Read this: How to Create a Menu that Rakes in Profits

Glad you asked. Now it’s time to apply some real Jedi Mind Tricks to get everyone on board to maximize that nice, fresh menu design you created.

Key #1: Manage Your Energy

There are some universal laws that must be obeyed. The first is that everything is energy. Everything. Even you. You are really a bundle of energy that appears in human form. Some quantum physicists would go as far as saying you’re an energy field existing in a larger energy field. That being said, know that energy is transferable. Energy is transferred whenever you interact with another person. Sometimes it’s positive and other times negative.

Managing your energy to stay in the positive range is no easy task. There is a lot of negativity out there and it’s almost like you need to walk around with a protective force field to guard against it. When you want to have influence on another human being your energy level needs to be higher than the person you are trying to influence. How much? Just about one to two levels higher. If your energy is too far above theirs you will come across as being “too much.”

It starts with self-awareness. Where is your energy level right now on a scale from 1-10 (10 being supercharged)? When you approach a guest, try to get a read on their energy level. Then, raise your energy to one level above theirs. Now you will have the power to influence their buying process.

Key #2: Make Sincere Recommendations

Menu choices and deciding on what to order can create anxiety in your guests. Offering many choices can be a bad thing sometimes. People don’t want to make the wrong decision, so we tend to make the safe decision. That leads to stagnant sales.

You break free from this trap by making honest and sincere recommendations to help alleviate the pressure to decide. That requires you knowing two things:

  1. Your favorite item on the menu in each category.
  2. The most popular item in each category. 

Personal recommendations are the stuff marketing gurus preach. Everyone trusts the inside tip from a friend. Facebook is filled with people asking their friends for recommendations. Tap into that need by offering up suggestions of items on the menu that you truly like. Now, it must be authentic or people will see right through your attempt to persuade them. Sincerity is paramount!

Telling them about the most popular items goes to social proof. We like the reassurance that others like it as well.
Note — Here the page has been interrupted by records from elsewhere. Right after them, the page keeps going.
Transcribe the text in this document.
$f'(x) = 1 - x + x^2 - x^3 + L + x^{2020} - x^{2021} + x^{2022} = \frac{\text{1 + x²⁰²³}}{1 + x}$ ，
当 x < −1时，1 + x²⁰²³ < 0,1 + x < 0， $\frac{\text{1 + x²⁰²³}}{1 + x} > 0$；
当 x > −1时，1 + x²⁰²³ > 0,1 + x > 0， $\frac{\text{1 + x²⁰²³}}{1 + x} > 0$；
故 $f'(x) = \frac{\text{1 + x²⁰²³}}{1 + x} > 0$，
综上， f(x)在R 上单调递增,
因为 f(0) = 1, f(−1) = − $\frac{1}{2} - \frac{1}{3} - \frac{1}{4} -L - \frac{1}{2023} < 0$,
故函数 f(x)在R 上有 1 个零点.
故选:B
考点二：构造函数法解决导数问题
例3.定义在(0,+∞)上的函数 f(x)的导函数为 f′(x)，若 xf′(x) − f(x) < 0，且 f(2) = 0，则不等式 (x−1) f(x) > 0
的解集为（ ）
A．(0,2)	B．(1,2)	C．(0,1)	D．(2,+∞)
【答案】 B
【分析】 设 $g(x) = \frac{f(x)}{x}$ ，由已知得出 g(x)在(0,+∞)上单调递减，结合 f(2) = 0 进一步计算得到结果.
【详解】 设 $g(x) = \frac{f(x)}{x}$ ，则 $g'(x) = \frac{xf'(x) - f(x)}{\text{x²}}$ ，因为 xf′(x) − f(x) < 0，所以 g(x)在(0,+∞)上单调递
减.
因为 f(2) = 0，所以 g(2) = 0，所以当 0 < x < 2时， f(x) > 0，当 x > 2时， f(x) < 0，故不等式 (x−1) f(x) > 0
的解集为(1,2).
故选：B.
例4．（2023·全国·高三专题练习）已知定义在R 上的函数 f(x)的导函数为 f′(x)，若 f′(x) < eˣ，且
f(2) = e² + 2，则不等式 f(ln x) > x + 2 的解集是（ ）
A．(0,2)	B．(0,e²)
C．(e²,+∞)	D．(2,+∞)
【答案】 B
Why do we buy toothpaste that 4 out of 5 dentists recommend? Social proof. Honestly, if you think about it, you have no clue who those dentists are! We gravitate towards social proof like a security blanket: it feels good even if it offers very little real security.

Key #3: Back It with Body Language 

Seven-38-55. In communication you should understand that words alone only make up 7% of how we communicate. 38% is the tone of voice, and a whopping 55% is non-verbal. It really is not what you say, but how you say it. Your body language speaks volumes for reinforcing the words you choose.

You say that the calamari is your favorite, yet your jaw tightens when you say it. They ask about what bourbon you recommend and you look away while offering the highest-priced one on the list. You might think you’re being clever, but your body is saying something totally different than the words coming from your mouth.

Speak with authenticity and congruency in your body language. When your words and your non-verbals are aligned you will have influence on the items your guests buy.

Key #4: Focus on Hospitality 

Here’s the real trick: Don’t go for the big sales, go for the right sales! Better to make recommendations that will enhance the guest experience then to rack up a big check. People really do know when you’re being manipulative rather than helpful. Make suggestions that fit the guest and come from the spirit of hospitality.

The word hospitality comes from the Latin hospes, which came from the word hostis, which originally meant "to have power." The words hospital, hospice, and hostel also come from the word "hospitality." It’s all about giving personal care to people who are away from their homes. Hospitality is about being a host to your guest in your establishment.

Being a host is being committed to serving others. Many working in restaurants and bars have forgotten that. Stop trying to raise the check and instead focus on raising your level of hospitality. Do that and you’ll see that the sales follow. The bonus is that sales will consistently increase as your level of hospitality increases.